Loan sharks get more violent
KUALA LUMPUR: Loan sharks are becoming increasingly violent, with some setting cars on fire and throwing petrol bombs into the homes of defaulting borrowers.
"While they are doing this to harass the borrowers, they are also putting the lives of others in danger," said MCA Public Services and Complaint Department head Datuk Seri Michael Chong.
"If the fire spreads, it may also burn down the neighbouring houses," he said at the MCA Public Services and Complaints Department here yesterday.
He said 239 cases of individuals and families being harassed by the loan sharks were reported to the department during the first six months of this year, compared to only 356 cases last year.
Chong said the cases this year involved more than RM14mil owed to loan sharks.
Seeking help: Chong (centre) and two victims showing pictures of their properties which had been destroyed by the loan sharks during a press conference in Kuala Lumpur yesterday.
Most of the victims had borrowed the money for gambling while others had taken loans to start businesses, he said.
He said it was worrying that many students had also begun taking loans from loan sharks to feed their online gambling habit.
"The loan sharks are not to blame entirely as many of them are victims' as well.

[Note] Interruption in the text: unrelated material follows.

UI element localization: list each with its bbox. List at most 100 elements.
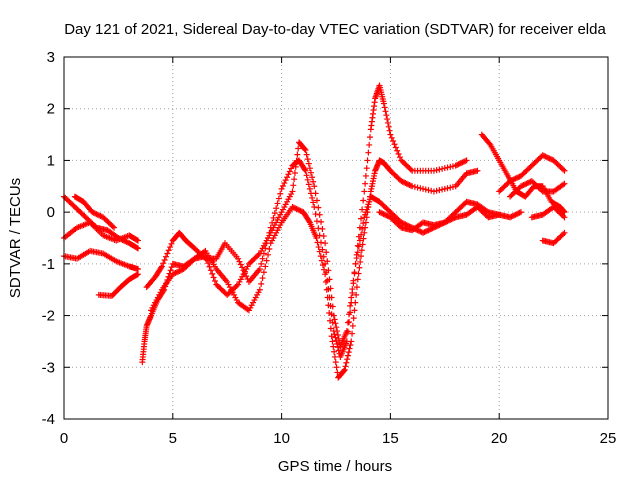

"Some people take loans saying they need to start businesses but use the money to gamble instead and then are unable pay back what they owe," he said.
On May 20, a 44-year-old engineer, who only wanted to be known as Ong, was shocked to find the front porch of his house in Klang on fire.
Ong claimed that it was the work of a group of loan sharks searching for his sister and her husband who fled in February after failing to pay their debts.
His car was smashed and splashed with red paint. The loan sharks also threw Molotov cocktails into his porch.
On Monday, the loan sharks struck again, setting fire to his car.
"My neighbours are asking me to move out as they fear for their lives too," he said.
In another case, restaurant owner K.S. Chai claimed that the two joint shoplots he owned in Klang were badly damaged on May 20 after one of the 13 loan sharks he had borrowed money from used Molotov cocktails to set the premises on fire.